What to Expect from the Format
Hot pot dining means a simmering broth at the table, with raw ingredients cooked by diners themselves. The format rewards groups more than solo diners, since the range of dipping ingredients and broth varieties makes more sense when shared across two or more people. The interactive nature of the meal also tends to stretch the dining time pleasantly, making it a better option for a relaxed evening than a quick lunch. For food enthusiasts who know the format from Sichuan or Chongqing originals, the key question at any London hot pot venue is the quality and authenticity of the broth base, particularly the spiced tallow version that defines the Sichuan style. Without confirmed menu data in our records, we cannot verify specific broth options or dipping sauce selections at Dalongyi, so it is worth checking their current offering directly before visiting.

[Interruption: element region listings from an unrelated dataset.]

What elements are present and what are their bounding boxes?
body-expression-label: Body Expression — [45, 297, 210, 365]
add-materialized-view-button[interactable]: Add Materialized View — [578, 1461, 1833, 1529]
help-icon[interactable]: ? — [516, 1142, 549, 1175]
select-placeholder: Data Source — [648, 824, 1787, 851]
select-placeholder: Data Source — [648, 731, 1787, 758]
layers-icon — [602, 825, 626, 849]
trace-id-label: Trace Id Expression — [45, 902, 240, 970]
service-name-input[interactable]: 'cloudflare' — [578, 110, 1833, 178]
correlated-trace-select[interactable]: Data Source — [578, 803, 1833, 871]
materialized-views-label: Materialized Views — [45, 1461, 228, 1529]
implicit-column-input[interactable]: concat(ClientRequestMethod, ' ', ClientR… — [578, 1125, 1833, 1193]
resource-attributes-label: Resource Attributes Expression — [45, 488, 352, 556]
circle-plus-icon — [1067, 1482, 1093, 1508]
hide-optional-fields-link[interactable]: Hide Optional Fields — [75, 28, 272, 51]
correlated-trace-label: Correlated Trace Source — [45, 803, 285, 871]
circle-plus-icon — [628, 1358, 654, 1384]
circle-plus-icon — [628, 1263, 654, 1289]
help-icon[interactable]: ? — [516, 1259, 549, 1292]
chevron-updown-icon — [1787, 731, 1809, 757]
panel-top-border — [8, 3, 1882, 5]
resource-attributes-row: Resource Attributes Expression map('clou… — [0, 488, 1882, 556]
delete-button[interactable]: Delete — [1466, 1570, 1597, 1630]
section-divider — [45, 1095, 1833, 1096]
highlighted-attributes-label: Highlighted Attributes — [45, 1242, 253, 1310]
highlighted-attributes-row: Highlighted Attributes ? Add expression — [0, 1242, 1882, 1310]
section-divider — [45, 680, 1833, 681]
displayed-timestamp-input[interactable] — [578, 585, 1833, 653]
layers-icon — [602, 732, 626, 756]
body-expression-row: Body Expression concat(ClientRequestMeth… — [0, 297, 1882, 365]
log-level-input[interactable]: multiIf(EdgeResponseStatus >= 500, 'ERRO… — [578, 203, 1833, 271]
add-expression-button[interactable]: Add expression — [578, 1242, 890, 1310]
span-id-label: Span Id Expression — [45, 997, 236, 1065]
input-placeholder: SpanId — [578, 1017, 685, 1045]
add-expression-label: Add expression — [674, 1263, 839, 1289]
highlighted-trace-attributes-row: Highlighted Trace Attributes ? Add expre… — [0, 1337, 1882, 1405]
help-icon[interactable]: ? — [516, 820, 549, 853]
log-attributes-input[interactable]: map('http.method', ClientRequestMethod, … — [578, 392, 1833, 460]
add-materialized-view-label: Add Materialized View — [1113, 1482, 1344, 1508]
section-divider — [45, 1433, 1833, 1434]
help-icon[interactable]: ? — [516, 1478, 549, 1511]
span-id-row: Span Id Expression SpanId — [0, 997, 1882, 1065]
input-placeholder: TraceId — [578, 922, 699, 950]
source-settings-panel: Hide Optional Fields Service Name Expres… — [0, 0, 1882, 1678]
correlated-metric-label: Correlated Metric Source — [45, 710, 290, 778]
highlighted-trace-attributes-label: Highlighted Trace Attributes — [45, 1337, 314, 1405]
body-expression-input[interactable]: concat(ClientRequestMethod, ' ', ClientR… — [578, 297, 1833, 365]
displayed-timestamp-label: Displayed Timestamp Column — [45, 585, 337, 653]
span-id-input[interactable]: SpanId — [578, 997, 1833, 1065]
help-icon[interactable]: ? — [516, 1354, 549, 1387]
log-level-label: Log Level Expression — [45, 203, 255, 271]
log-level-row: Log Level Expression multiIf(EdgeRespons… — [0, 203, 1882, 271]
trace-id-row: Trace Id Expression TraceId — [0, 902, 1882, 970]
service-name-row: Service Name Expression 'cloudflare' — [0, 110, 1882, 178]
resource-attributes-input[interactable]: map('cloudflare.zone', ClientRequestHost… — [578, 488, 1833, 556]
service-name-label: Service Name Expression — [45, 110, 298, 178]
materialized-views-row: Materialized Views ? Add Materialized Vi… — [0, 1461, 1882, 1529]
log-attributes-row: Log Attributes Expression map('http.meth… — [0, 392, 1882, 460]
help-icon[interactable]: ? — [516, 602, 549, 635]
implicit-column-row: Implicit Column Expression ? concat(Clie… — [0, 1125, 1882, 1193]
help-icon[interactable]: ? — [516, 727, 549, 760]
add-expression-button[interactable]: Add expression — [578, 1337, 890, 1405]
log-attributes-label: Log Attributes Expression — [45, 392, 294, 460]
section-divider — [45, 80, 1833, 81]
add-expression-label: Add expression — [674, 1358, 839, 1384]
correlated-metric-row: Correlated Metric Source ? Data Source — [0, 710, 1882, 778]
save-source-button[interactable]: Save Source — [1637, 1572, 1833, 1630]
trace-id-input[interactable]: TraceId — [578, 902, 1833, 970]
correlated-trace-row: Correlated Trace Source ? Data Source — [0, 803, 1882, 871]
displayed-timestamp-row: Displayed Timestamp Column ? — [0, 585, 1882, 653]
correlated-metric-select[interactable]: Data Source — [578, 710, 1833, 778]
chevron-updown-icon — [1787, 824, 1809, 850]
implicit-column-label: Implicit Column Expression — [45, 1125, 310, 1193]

Booking and Practical Details
Booking at Dalongyi is rated easy, which means walk-ins are plausible, particularly mid-week, and advance reservation lead times are short compared to high-demand venues in the city. For a weekend dinner with three or more people, booking a day or two ahead is sensible, but this is not a venue requiring the three-to-four-week planning window of somewhere like The Ledbury or Sketch. Dress code is casual; hot pot dining is inherently hands-on and no formal attire is expected or appropriate. Price range data is not confirmed in our records, but London hot pot venues of this type typically operate in the £20 to £40 per head range depending on ingredient selections. Confirm directly with the restaurant for current pricing. The venue does not list a public website or phone number in our data at this time, so approaching via walk-in or a third-party booking platform is the practical route. For bars and experiences nearby, see our London bars guide and London experiences guide.
The Verdict
Book Dalongyi if you want a sociable, interactive dinner in Fitzrovia that steps outside the area's default of modern European and British dining. It is leading for groups of two or more, casual in dress and tone, and easy to get into without significant forward planning. Solo diners will find the format less suited to their visit. If you are already committed to a high-end London evening, the comparison set of Restaurant Gordon Ramsay or CORE by Clare Smyth serves a different purpose entirely. Dalongyi answers a different question: where to eat well, communally, and without ceremony in a neighbourhood that does not offer that combination on every corner.
Compare Dalongyi hot pot
| Venue | Cuisine | Awards | Booking Difficulty | Value |
|---|---|---|---|---|
| Dalongyi hot pot | Easy | — | ||
| CORE by Clare Smyth | Modern British | Michelin 3 Star, World's 50 Best | Unknown | — |
| Restaurant Gordon Ramsay | Contemporary European, French | Michelin 3 Star, World's 50 Best | Unknown | — |
| Sketch, The Lecture Room and Library | Modern French | Michelin 3 Star, World's 50 Best | Unknown | — |
| The Ledbury | Modern European, Modern Cuisine | Michelin 3 Star, World's 50 Best | Unknown | — |
| Dinner by Heston Blumenthal | Modern British, Traditional British | Michelin 2 Star, World's 50 Best | Unknown | — |
A quick look at how Dalongyi hot pot measures up.